2008年10月31日(金)「しんぶん赤旗」

主張

追加経済対策

これでは不安は解消できない


 麻生太郎首相が追加経済対策を発表しました。証券優遇税制の延長、銀行保有株の買い取り検討、公的資金の資本注入枠の大幅拡大など、大資産家や銀行業界向けの対策が中心です。家計や中小企業には、与党が検討していた「定額減税」を「給付金」支給に切り替え、中小企業の法人減税、信用保証拡大などを盛り込んでいます。

 首相は年内に取りまとめる税制の「中期プログラム」で、「三年後に消費税の引き上げをお願いしたい」と明言しました。

慰謝料にもならない

 小泉内閣以降、自公政府は定率減税の廃止やお年寄りを狙い撃ちにした年金課税の強化などで、国民に五兆円を超える増税を押し付けてきました。後期高齢者医療制度など、社会保障でも給付減・負担増を続けています。一回限り、たった二兆円の「給付金」では慰謝料にもなりません。

 「給付金」は一九九九年、自公が景気対策の目玉にした地域振興券をほうふつとさせるばらまきです。家計の先行き不安が強いときに一回だけ金券を配っても大半は貯蓄に回ることから、「天下の愚策」と悪評ふんぷんでした。

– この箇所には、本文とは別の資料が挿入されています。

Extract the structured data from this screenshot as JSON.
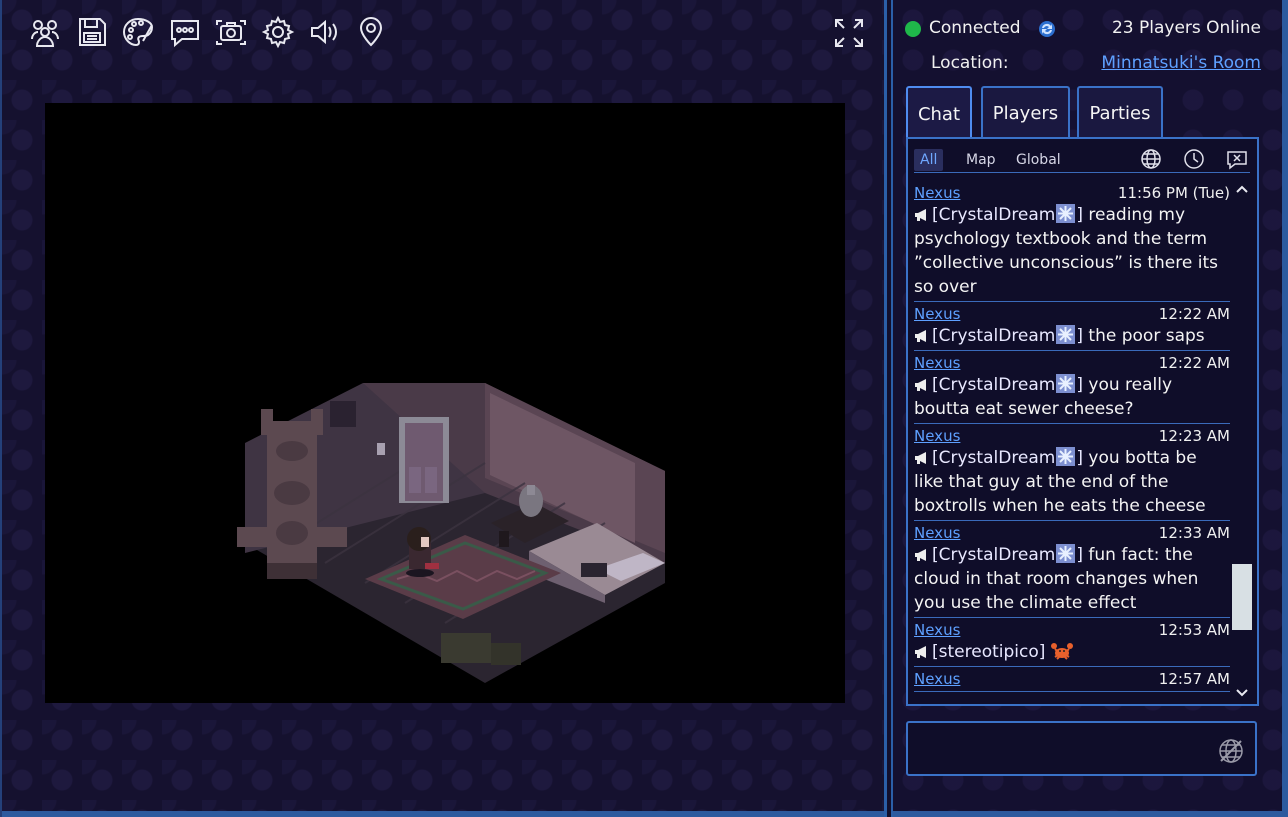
{
  "toolbar": {
    "icons": [
      "players-icon",
      "save-icon",
      "palette-icon",
      "chat-bubble-icon",
      "screenshot-icon",
      "settings-icon",
      "volume-icon",
      "location-pin-icon"
    ],
    "fullscreen_icon": "fullscreen-icon"
  },
  "status": {
    "connection": "Connected",
    "connection_color": "#1fb84a",
    "players_online": "23 Players Online",
    "location_label": "Location:",
    "location_value": "Minnatsuki's Room"
  },
  "tabs": [
    {
      "label": "Chat",
      "active": true
    },
    {
      "label": "Players",
      "active": false
    },
    {
      "label": "Parties",
      "active": false
    }
  ],
  "chat_filters": [
    {
      "label": "All",
      "active": true
    },
    {
      "label": "Map",
      "active": false
    },
    {
      "label": "Global",
      "active": false
    }
  ],
  "messages": [
    {
      "sender": "Nexus",
      "time": "11:56 PM (Tue)",
      "user": "CrystalDream",
      "text": "reading my psychology textbook and the term ”collective unconscious” is there its so over"
    },
    {
      "sender": "Nexus",
      "time": "12:22 AM",
      "user": "CrystalDream",
      "text": "the poor saps"
    },
    {
      "sender": "Nexus",
      "time": "12:22 AM",
      "user": "CrystalDream",
      "text": "you really boutta eat sewer cheese?"
    },
    {
      "sender": "Nexus",
      "time": "12:23 AM",
      "user": "CrystalDream",
      "text": "you botta be like that guy at the end of the boxtrolls when he eats the cheese"
    },
    {
      "sender": "Nexus",
      "time": "12:33 AM",
      "user": "CrystalDream",
      "text": "fun fact: the cloud in that room changes when you use the climate effect"
    },
    {
      "sender": "Nexus",
      "time": "12:53 AM",
      "user": "stereotipico",
      "text": ""
    },
    {
      "sender": "Nexus",
      "time": "12:57 AM",
      "user": "",
      "text": ""
    }
  ],
  "colors": {
    "link": "#5ea0ff",
    "border_accent": "#3a72c8",
    "panel_bg": "#141030"
  }
}
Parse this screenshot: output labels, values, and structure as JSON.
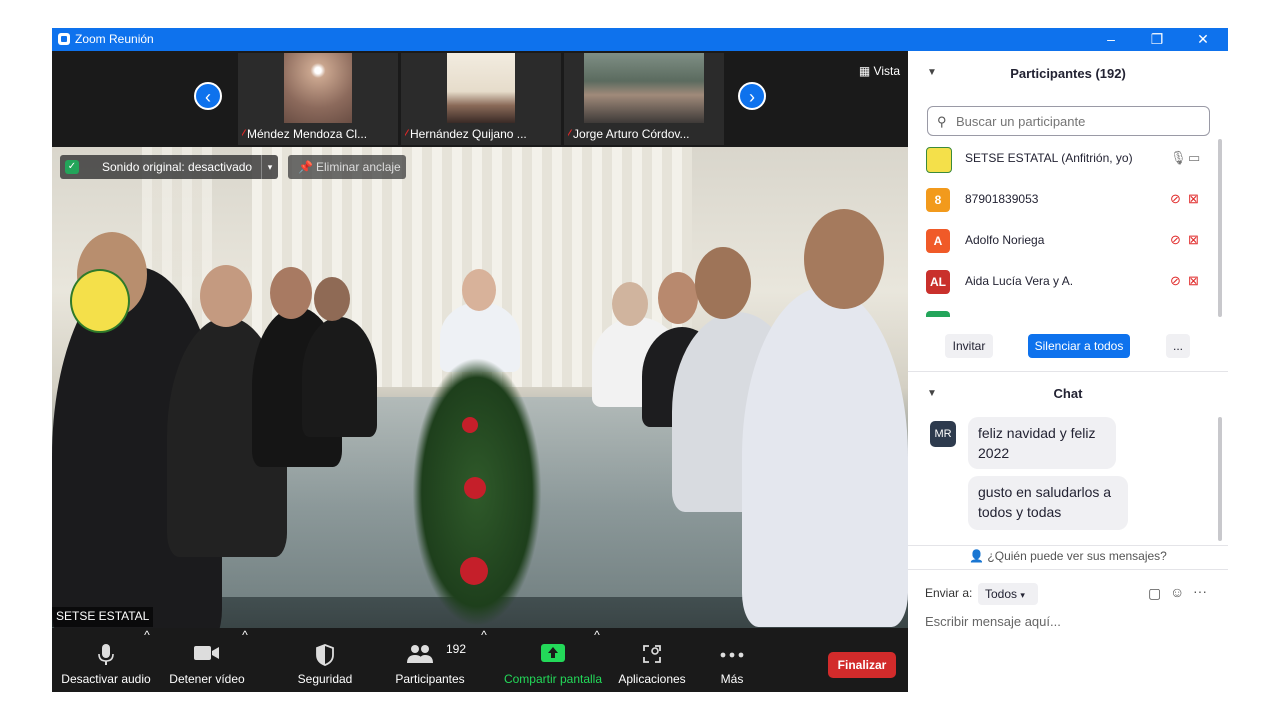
{
  "window": {
    "title": "Zoom Reunión",
    "controls": {
      "minimize": "–",
      "restore": "❐",
      "close": "✕"
    }
  },
  "thumbnails": [
    {
      "name": "Méndez Mendoza Cl..."
    },
    {
      "name": "Hernández Quijano ..."
    },
    {
      "name": "Jorge Arturo Córdov..."
    }
  ],
  "nav": {
    "prev": "‹",
    "next": "›"
  },
  "view": {
    "label": "Vista"
  },
  "main_video": {
    "original_sound": "Sonido original: desactivado",
    "unpin": "Eliminar anclaje",
    "name_label": "SETSE ESTATAL"
  },
  "toolbar": {
    "mute": "Desactivar audio",
    "stop_video": "Detener vídeo",
    "security": "Seguridad",
    "participants": "Participantes",
    "participants_count": "192",
    "share": "Compartir pantalla",
    "apps": "Aplicaciones",
    "more": "Más",
    "end": "Finalizar",
    "share_color": "#23d959",
    "end_color": "#d22b2b"
  },
  "participants_panel": {
    "title": "Participantes (192)",
    "search_placeholder": "Buscar un participante",
    "list": [
      {
        "initials": "",
        "name": "SETSE ESTATAL (Anfitrión, yo)",
        "color": "#f4e04a"
      },
      {
        "initials": "8",
        "name": "87901839053",
        "color": "#f29a1c"
      },
      {
        "initials": "A",
        "name": "Adolfo Noriega",
        "color": "#f05a28"
      },
      {
        "initials": "AL",
        "name": "Aida Lucía Vera y A.",
        "color": "#c9302c"
      }
    ],
    "invite": "Invitar",
    "mute_all": "Silenciar a todos",
    "more": "..."
  },
  "chat": {
    "title": "Chat",
    "sender_initials": "MR",
    "messages": [
      "feliz navidad y feliz 2022",
      "gusto en saludarlos a todos y todas"
    ],
    "who_can_see": "¿Quién puede ver sus mensajes?",
    "send_to_label": "Enviar a:",
    "send_to_value": "Todos",
    "input_placeholder": "Escribir mensaje aquí..."
  }
}
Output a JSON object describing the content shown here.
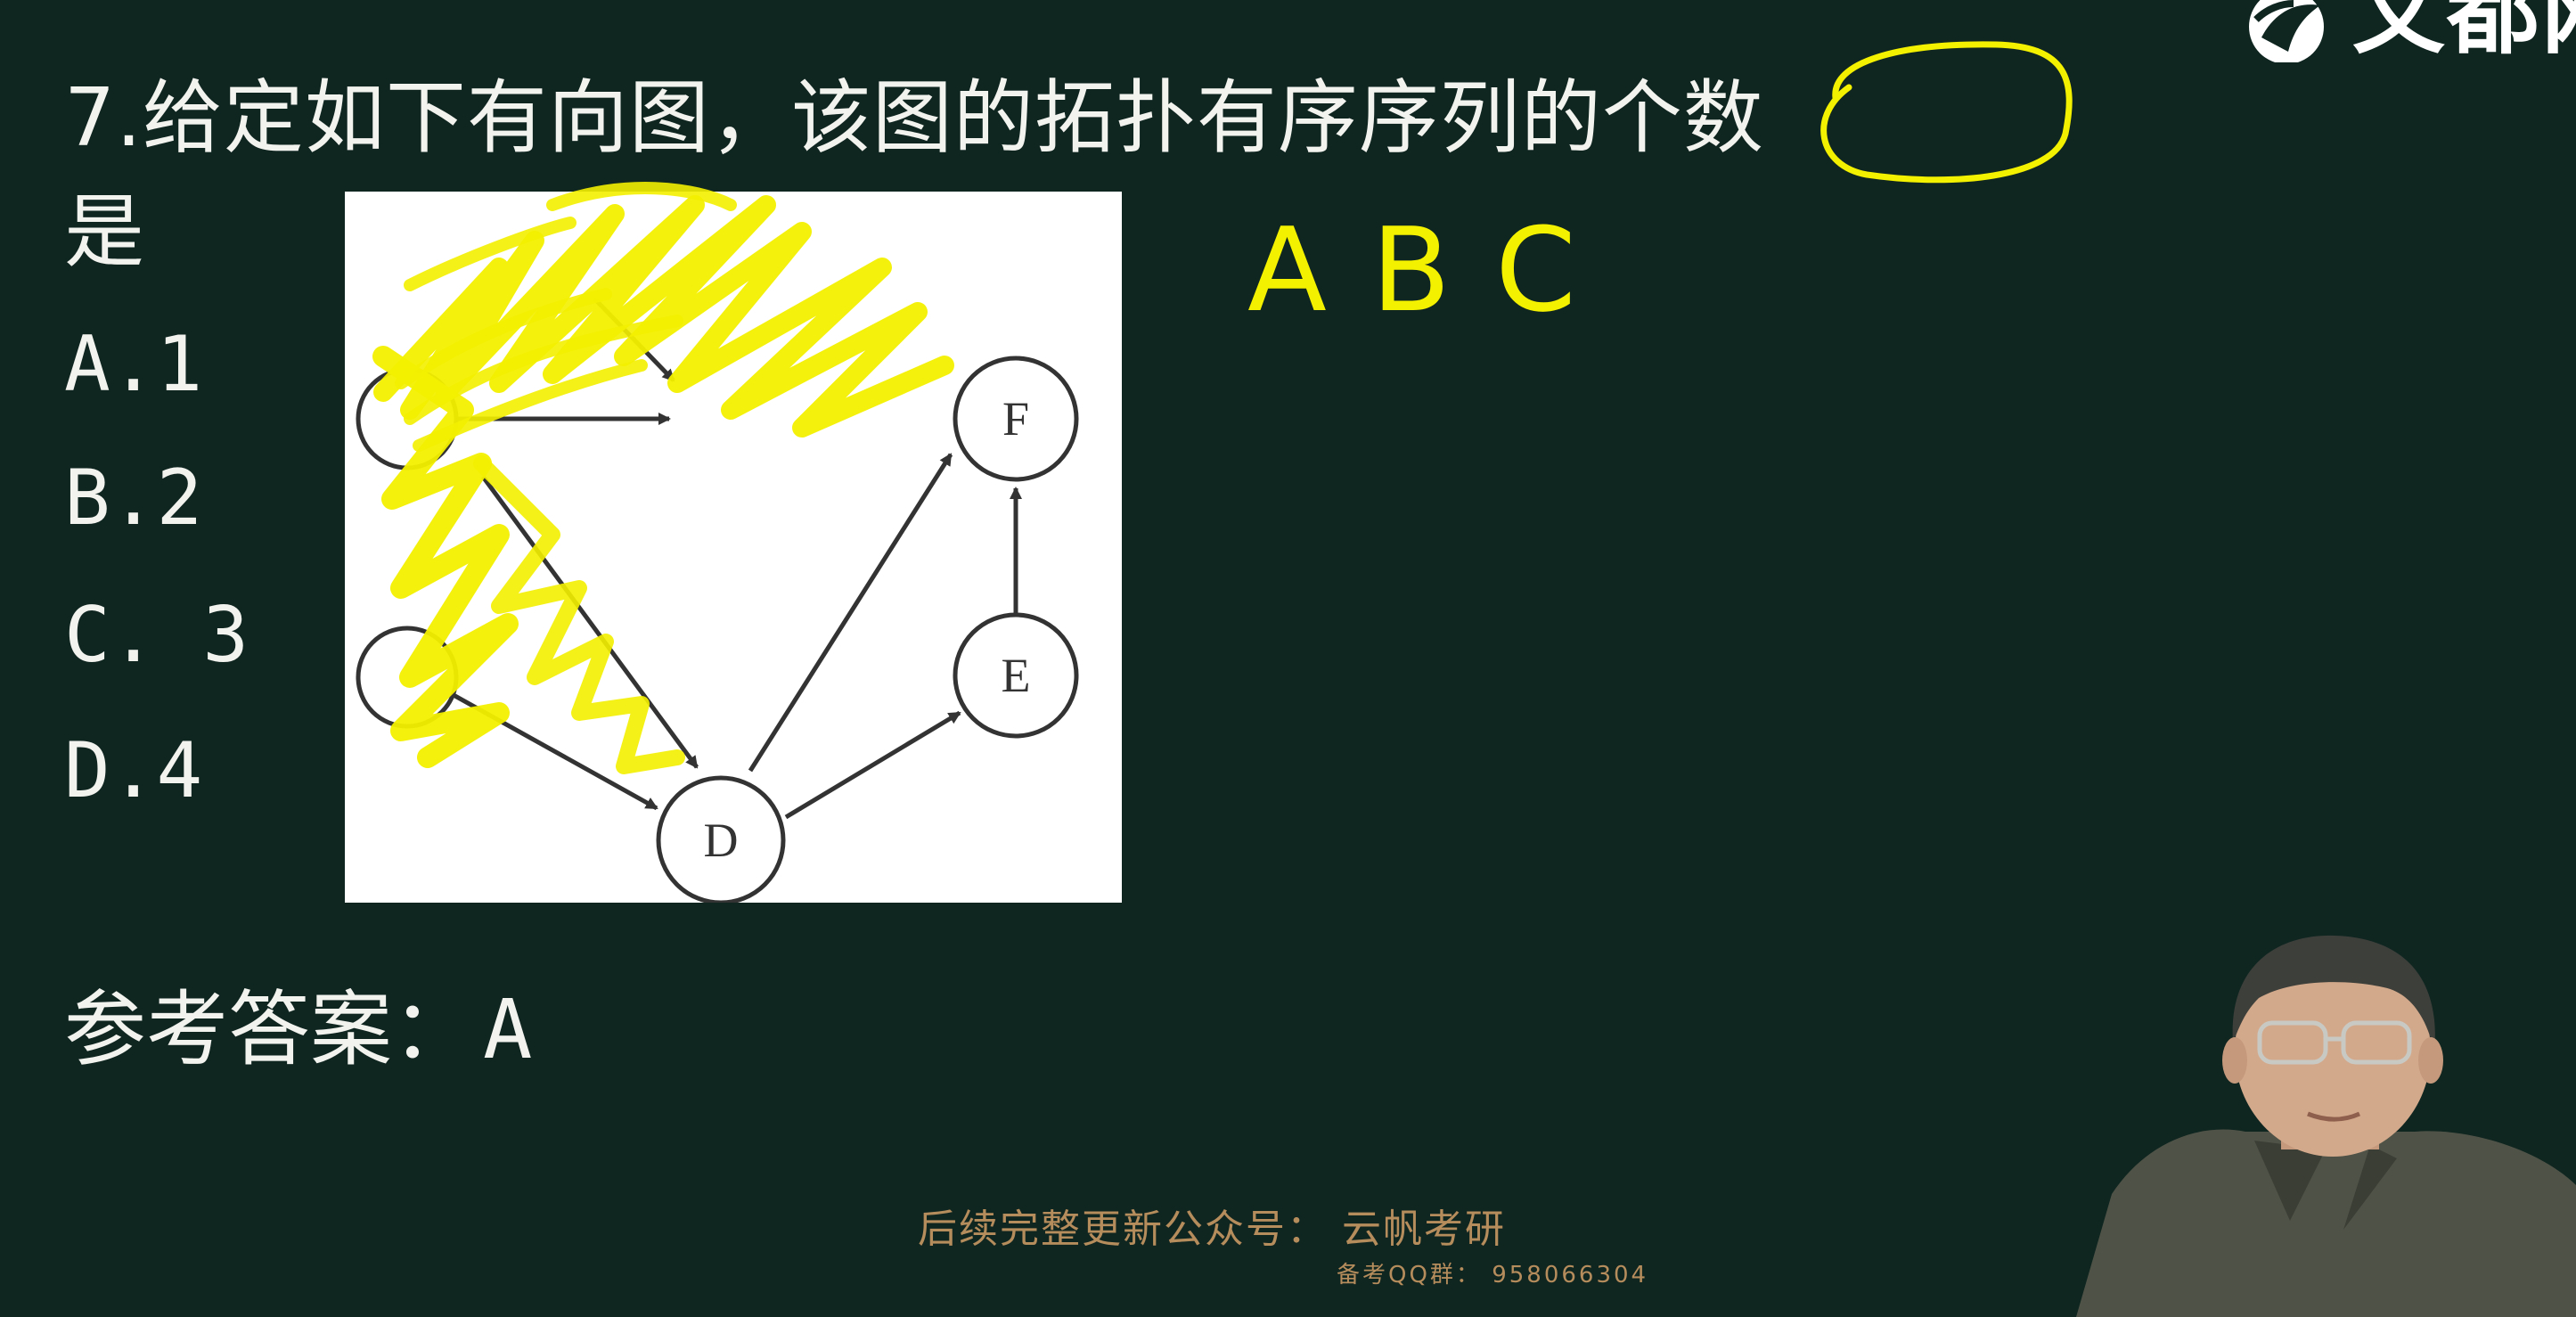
{
  "question": {
    "line1": "7.给定如下有向图，该图的拓扑有序序列的个数",
    "line2": "是"
  },
  "options": [
    "A.1",
    "B.2",
    "C. 3",
    "D.4"
  ],
  "answer": {
    "label": "参考答案：",
    "value": "A"
  },
  "graph": {
    "nodes": [
      "F",
      "E",
      "D"
    ]
  },
  "annotation": {
    "letters": [
      "A",
      "B",
      "C"
    ]
  },
  "logo": {
    "text": "文都网"
  },
  "footer": {
    "main": "后续完整更新公众号：  云帆考研",
    "sub": "备考QQ群：  958066304"
  },
  "colors": {
    "background": "#0f2520",
    "highlight": "#f3f000",
    "footer": "#b58c5c"
  }
}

 それは当時、全国一万六千の中小企業を対象に信金中金総研が実施した調査が証明しています。地域振興券の売り上げへの効果が「大いにあった」「多少あった」と答えた企業を合わせてもわずか6・1%。「ほとんど無い」「関係ない」と答えた企業は83%に上ります。九九年版の「経済白書」さえ「消費全体を押し上げる効果は必ずしも確認できていない」とのべざるを得なかったほどです。

 しかも今回は後で消費税を増税し、「給付金」の何倍もの利子付きで取り戻すという、ヤミ金顔負けの“取り立て”条項まで入っています。これでは家計の不安はますます募ります。

 「給付金」は総選挙目当てのばらまきにほかならず、真剣に庶民の暮らしや景気を考えた対策だとはとても思えません。

 中小企業の法人税を減税すると言いますが、大多数の中小企業は法人税さえ払えない赤字経営を余儀なくされています。赤字でも身銭を切って納税させられる消費税を、数年のうちに大幅増税するというのでは安心できません。

 金融機関の中小企業への融資を信用保証協会が保証して、焦げ付いたら代わりに返済する信用保証制度を拡充するのは当然です。従来は融資全額の保証でしたが、自公政府が昨年、保証割合を融資の八割に削ったため、銀行の貸し渋りを広げてきました。自公は中小企業への「わび状」を添えて、時限措置ではなく恒久措置として直ちに全額保証に戻すべきです。

大企業中心から転換を

 下請け単価たたきや貸し渋り、派遣や期間社員の雇用打ち切りなど、大企業・大銀行は大もうけを維持するために中小企業と雇用を調整弁のように利用しています。

 日本経済に大打撃を与え、景気悪化を加速している大企業・大銀行の身勝手な行動をやめさせなければ、不況の深刻化を止めることはできません。大企業・大銀行中心の経済運営を根本から転換することが求められます。

 大企業本位の政治を続けながら、選挙目当てのばらまきで国民の目をくらませようなどというのはまったく論外です。